I can’t put it any better than Jackie Kennedy did after the Cuban Missile Crisis. She said that what worried President Kennedy during that very dangerous time was that a war might be started not by big men with self-control and restraint, but by little men, the ones moved by fear and pride. America’s strength doesn’t come from lashing out. It relies on smarts, judgment, cool resolve and the precise and strategic application of power. And that’s the kind of commander in chief I pledge to be.

Overall Hillary Clinton didn’t reach the rhetorical heights of her husband, of either Obama, or even to my mind, Cory Booker, Joe Biden, even Khizr Khan, the father of a slain Marine. Which is to say she’s not the most gifted orator in a field of gifted orators. But to quote one rhetorician, there has never been a man or woman more qualified than Hillary Clinton to serve as president. You know, for 150 years America was a great idea. It’s only really been for the last 70 that it’s been a great nation, a true super power, the most powerful, the richest.

And certainly, America had all the advantages of a well-thought-out Constitution, abundant resources, a populous who bought into the national ethos.

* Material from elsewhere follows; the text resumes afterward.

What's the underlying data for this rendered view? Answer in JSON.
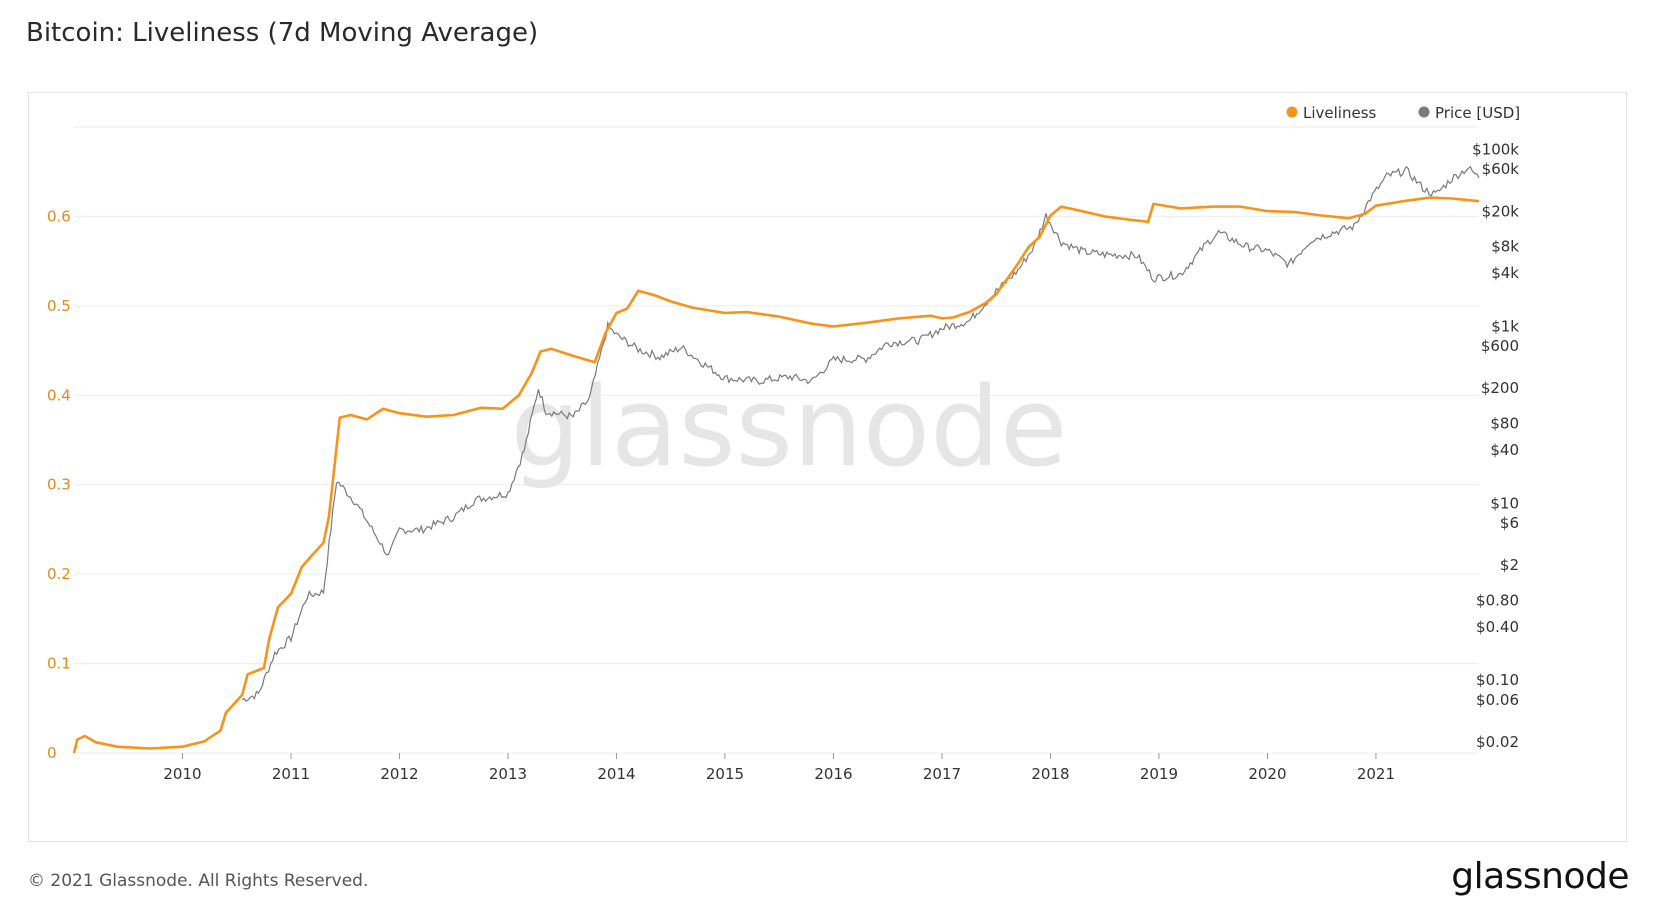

But it also had great presidents. Look at the presidents during America’s rise to greatness during and since WWII. FDR: historians’ consensus, third-greatest president in history. Truman and Eisenhower: consistently ranked as Top 10 greatest presidents. Then JFK and LBJ: so incomplete and flawed, but also giants in their way. It’s not just through a historic lens, a nostalgic lens, that we think of these men as great. Their deeds, and the results of their policies prove it. Then Nixon, Ford, and Carter flounder and with that, the country’s fortunes dipped. Reagan restored a confidence. Add then Bush, Clinton, another Bush, and Obama. Now to me, with the exception of George W. Bush, all of these men were men of achievements, of gifts, of energy, of vision, and one or the other—though not always both—intellect and wisdom.

The name Donald Trump belongs on that list like the name Buddy Biancalana belongs on the 1927 Yankees. Like a Route 23 Arby’s belongs in a Michelin Guide, like Sha Na Na belonged at Woodstock. And let’s remember, that last one actually happened.

Hillary Clinton, the case was made, has the experience, the qualities, the compassion to join the list of heretofore men who are worthy of the role of president. And the good news for her is that a highly scrutinized speech is, to her skills, the least friendly venue for her to emphasize those qualities. Now the presidential debates will be held Sept. 26, Oct. 9 and 19. And if she does well in those, and she has all the advantages to do so, there will be one last big stage and it will contain a speech of either concession or victory on Election Day.